Look at ``Microkernel Operating System Architecture and Mach'' paper (1992).

Windows NT Operating System and Beyond

Single-user, multitasking operating system designed to run on a variety of PCs and workstations.

Uses a modified microkernel architecture (Figure 2.13)--some system services are in the kernel for performance reasons.

Hardware Abstraction Layer (HAL) contains hardware-specific code.

Windows NT works with objects.

Paging is done in the kernel as well as all I/O.

Provides kernel level threads.

Uses local procedure call (optimized message-passing mechanism) for communication.

The server processes at the user level basically provide different interfaces. Most common is Win32 subsystem--in fact other user-level services must go through Win32 subsystem.
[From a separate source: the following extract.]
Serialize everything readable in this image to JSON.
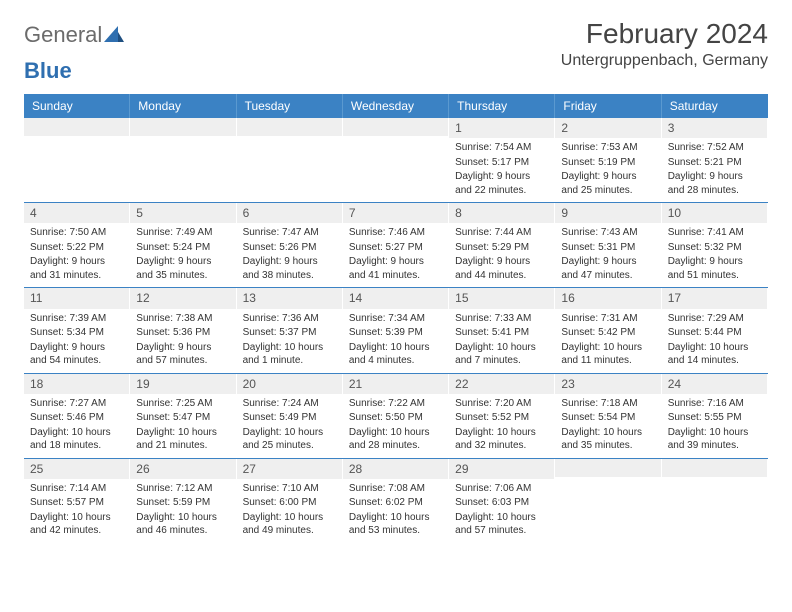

Second Generation Microkernels

Look at ``The Performance of Micro-Kernel-Based Systems'' paper. Slides:
http://www.cs.wpi.edu/~cs535/s03/hartig:sosp97/

Exokernel Operating Systems

Look at ``Application Performance and Flexibility on Exokernel Systems'' paper. Slides:
http://www.cs.wpi.edu/~cs535/s03/kaashoek:sosp97/

Operating Systems Support for Server Applications

Look at ``Better Operating System Features for Faster Network Servers'' paper. Slides:
http://www.cs.wpi.edu/~cs535/s03/banga:wisp98/

Language-Based Operating Systems

Look at ``Techniques for the Design of Java Operating Systems'' paper. Slides:
http://www.cs.wpi.edu/~cs535/s03/back:usenix00/

Support for Secure Applications

Look at ``Sub-Operating Systems: A New Approach to Application Security'' paper. Slides:
http://www.cs.wpi.edu/~cs535/s03/ioannidis:ew02/

Support for Internet Services

Look at ``Ninja: A Framework for Network Services'' paper. Slides:
http://www.cs.wpi.edu/~cs535/s03/behren:usenix02/

Object-Oriented Systems

Look at Choices and Clouds papers

Alternate Approaches

Examine Amoeba and Sprite comparison paper.

Summary

Many types of structures. The microkernel approach, although with flaws has moved forward in the marketplace with Windows NT and Digital Unix.

Researchers are still looking to find operating system structures that support new types of applications and needs of networking.